Depuis qu'il a été trouvé et domestiqué, le feu n'a cessé d'exercer sur les humains une séduction et une sorte de magie. On lui prête aussi des vertus purificatrices. "Souvent, il est de bon ton d'incendier un champ stérile et de livrer le chaume léger  à la flamme pétillante, soit que le feu communique à la terre une vertu secrète et des sucs plus abondants, soit qu'il purifie et assèche l'humidité superflue, soit qu'il ouvre les pores et canaux souterrains qui portent la sève aux racines des plantes nouvelles" écrivait Virgile dans "Les Géorgiques".

Dans la symbolique des grands feux, l'aspect purificateur se manifeste généralement dans le fait qu'une macrâle (sorcière) est hissée au sommet du tas de bois, branches et paille et est destinée à être sacrifiée au feu. Ceci pour faire disparaître avec elle, les maléfices et mauvais sorts. Dans certaines régions, le mannequin érigé en haut du bûcher était représenté par un bonhomme de neige qui personnifiait l'hiver finissant. Ailleurs, encore, le mannequin représentait les porteurs du mal que le feu devait brûler pour les châtier et en débarrasser le monde.

Les feux de l'amour  (non, non, il ne s'agit pas du feuilleton télévisé)

Les grands feux apparaissent aussi comme une flambée de l'amour. C'était, jadis, l'occasion de proclamer les projets de mariage. En beaucoup d'endroits, cette coutume s'appelait "saudages" (soudages). Tout cela donnait parfois lieu à trop de fantaisie et à des excès. Dès lors, il n'est pas étonnant que le clergé se soit opposé à ces pratiques.

Un mariage dans l'année

Les matériaux récoltés pour le grand feu (branchages, sapins, bottes de paille, déchets de bois...) sont amoncelés autour d'une grande perche dont la chute enflammée serait prémonitoire. Elle indiquerait la maison où il y aurait un mariage dans l'année. Un peu partout, le grand feu est allumé par les derniers mariés de l'année précédente, qui doivent généralement s'acquitter de certains gages. En fait, de tous les temps, cette fête des flammes s'est illustrée d'un aspect matrimonial.

Coutumes et dictons

Des superstitions entouraient autrefois le rite du grand feu.

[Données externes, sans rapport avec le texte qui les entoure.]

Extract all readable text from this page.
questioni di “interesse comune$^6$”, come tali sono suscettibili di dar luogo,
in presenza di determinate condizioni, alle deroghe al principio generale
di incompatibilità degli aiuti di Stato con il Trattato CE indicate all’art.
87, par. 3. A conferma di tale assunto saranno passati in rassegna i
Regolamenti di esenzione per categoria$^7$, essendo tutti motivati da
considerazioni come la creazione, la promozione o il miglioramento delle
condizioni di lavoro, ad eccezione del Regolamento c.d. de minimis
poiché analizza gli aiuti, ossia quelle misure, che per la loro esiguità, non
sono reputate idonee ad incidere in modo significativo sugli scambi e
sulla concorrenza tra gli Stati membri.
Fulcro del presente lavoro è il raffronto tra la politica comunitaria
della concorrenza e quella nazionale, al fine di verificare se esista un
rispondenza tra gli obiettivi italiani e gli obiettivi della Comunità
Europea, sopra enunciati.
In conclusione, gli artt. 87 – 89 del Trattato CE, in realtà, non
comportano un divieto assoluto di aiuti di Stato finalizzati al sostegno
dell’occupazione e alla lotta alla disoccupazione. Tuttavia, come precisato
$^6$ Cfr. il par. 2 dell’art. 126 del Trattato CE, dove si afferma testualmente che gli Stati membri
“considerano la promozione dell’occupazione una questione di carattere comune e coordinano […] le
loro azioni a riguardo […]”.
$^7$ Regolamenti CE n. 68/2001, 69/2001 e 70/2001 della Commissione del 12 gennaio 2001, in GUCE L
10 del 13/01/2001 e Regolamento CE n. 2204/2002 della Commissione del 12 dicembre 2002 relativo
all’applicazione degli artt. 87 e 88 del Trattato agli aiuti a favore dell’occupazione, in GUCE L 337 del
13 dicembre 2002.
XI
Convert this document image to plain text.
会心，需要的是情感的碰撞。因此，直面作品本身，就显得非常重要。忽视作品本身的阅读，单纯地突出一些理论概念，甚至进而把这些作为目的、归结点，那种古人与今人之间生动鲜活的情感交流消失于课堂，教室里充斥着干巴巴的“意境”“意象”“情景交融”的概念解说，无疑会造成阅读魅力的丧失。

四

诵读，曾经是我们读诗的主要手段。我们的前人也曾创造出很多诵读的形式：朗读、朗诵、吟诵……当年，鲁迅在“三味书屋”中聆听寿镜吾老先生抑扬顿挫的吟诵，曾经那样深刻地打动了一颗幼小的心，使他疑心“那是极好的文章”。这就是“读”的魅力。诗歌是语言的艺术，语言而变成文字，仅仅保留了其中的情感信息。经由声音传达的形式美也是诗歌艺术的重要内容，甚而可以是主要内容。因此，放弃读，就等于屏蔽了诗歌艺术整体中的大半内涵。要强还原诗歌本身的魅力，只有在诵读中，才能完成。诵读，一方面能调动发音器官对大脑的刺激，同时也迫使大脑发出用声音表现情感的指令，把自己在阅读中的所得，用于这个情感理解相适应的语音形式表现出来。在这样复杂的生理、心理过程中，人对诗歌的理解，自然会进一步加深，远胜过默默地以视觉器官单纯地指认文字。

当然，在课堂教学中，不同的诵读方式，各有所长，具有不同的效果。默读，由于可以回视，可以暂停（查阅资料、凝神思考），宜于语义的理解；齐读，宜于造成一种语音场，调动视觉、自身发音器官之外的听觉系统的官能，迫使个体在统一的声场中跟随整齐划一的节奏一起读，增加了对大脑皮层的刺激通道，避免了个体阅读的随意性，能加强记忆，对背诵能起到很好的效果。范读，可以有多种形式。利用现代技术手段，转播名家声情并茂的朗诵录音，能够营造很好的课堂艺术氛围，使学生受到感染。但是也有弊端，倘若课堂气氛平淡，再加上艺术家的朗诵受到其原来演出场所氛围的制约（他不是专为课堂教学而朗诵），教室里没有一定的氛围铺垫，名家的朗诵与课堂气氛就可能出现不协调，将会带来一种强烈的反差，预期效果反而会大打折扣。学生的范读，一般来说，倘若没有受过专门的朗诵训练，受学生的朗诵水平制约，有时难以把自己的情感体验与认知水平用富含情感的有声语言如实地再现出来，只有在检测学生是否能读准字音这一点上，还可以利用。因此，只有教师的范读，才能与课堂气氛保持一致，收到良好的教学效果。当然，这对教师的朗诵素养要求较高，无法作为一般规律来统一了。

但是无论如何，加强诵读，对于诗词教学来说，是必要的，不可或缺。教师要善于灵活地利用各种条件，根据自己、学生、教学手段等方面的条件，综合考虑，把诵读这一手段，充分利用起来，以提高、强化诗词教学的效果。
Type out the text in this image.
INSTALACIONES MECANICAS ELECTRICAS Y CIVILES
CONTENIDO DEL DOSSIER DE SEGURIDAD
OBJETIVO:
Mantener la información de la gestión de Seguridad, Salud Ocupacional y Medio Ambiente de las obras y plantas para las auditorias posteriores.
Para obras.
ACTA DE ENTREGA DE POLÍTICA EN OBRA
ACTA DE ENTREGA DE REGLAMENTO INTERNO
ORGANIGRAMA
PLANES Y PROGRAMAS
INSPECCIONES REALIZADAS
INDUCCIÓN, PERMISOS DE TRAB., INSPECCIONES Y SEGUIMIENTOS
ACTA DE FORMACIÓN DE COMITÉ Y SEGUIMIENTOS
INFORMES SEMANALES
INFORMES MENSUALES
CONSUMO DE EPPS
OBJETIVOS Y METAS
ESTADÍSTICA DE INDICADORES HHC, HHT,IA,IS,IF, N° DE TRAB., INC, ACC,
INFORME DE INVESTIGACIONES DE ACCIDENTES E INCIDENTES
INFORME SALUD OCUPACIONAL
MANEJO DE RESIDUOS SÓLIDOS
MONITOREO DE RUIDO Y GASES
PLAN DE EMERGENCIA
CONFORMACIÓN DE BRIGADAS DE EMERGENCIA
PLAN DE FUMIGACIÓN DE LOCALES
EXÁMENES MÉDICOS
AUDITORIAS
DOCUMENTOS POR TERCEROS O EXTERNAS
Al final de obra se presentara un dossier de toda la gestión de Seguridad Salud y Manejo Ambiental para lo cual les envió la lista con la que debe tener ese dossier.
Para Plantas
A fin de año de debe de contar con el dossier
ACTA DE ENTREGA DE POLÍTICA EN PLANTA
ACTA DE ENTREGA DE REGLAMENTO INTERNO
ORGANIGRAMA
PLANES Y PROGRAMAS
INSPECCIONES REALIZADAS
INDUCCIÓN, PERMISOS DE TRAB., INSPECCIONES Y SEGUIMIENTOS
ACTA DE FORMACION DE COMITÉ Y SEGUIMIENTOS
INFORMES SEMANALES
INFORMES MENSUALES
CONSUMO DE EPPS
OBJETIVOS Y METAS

Ne pas y sacrifier, c'était s'exposer à d'importantes pertes matérielles dans l'année, surtout par incendie : "Si on ne fait pas le grand feu, le bon dieu en fait un dans l'année".

On en tirait aussi des prévisions météorologiques : "La direction du vent le jour du grand feu est celle qu'il prendra les trois quarts de l'année".

Et aussi des prédictions bienveillantes : "Si vous voyez 7 grands feux, vous serez heureux toute l'année".

La dégustation de crêpes à la farine de sarrasin est de mise le jour du grand feu. A certains endroits, manger ces crêpes est considéré comme une protection contre les guêpes, les mouches et les moustiques tout au long de l'année. Le rite du saut au-dessus du feu, réduit en cendres et braises, protège des maladies et maléfices. On faisait également traverser les braises par le bétail pour le protéger. De la cendrée du grand feu éparpillée aux quatre coins de la maison et des étables protégeait du feu pour toute l'année.

Quelles que soient les significations qu'on puisse encore lui donner actuellement, le grand feu conserve la vertu d'être une œuvre collective tant pour sa préparation que pendant la soirée où il flambe. C'est, pour les habitants du village, la communion à un même esprit, à une même fête, à une même paix.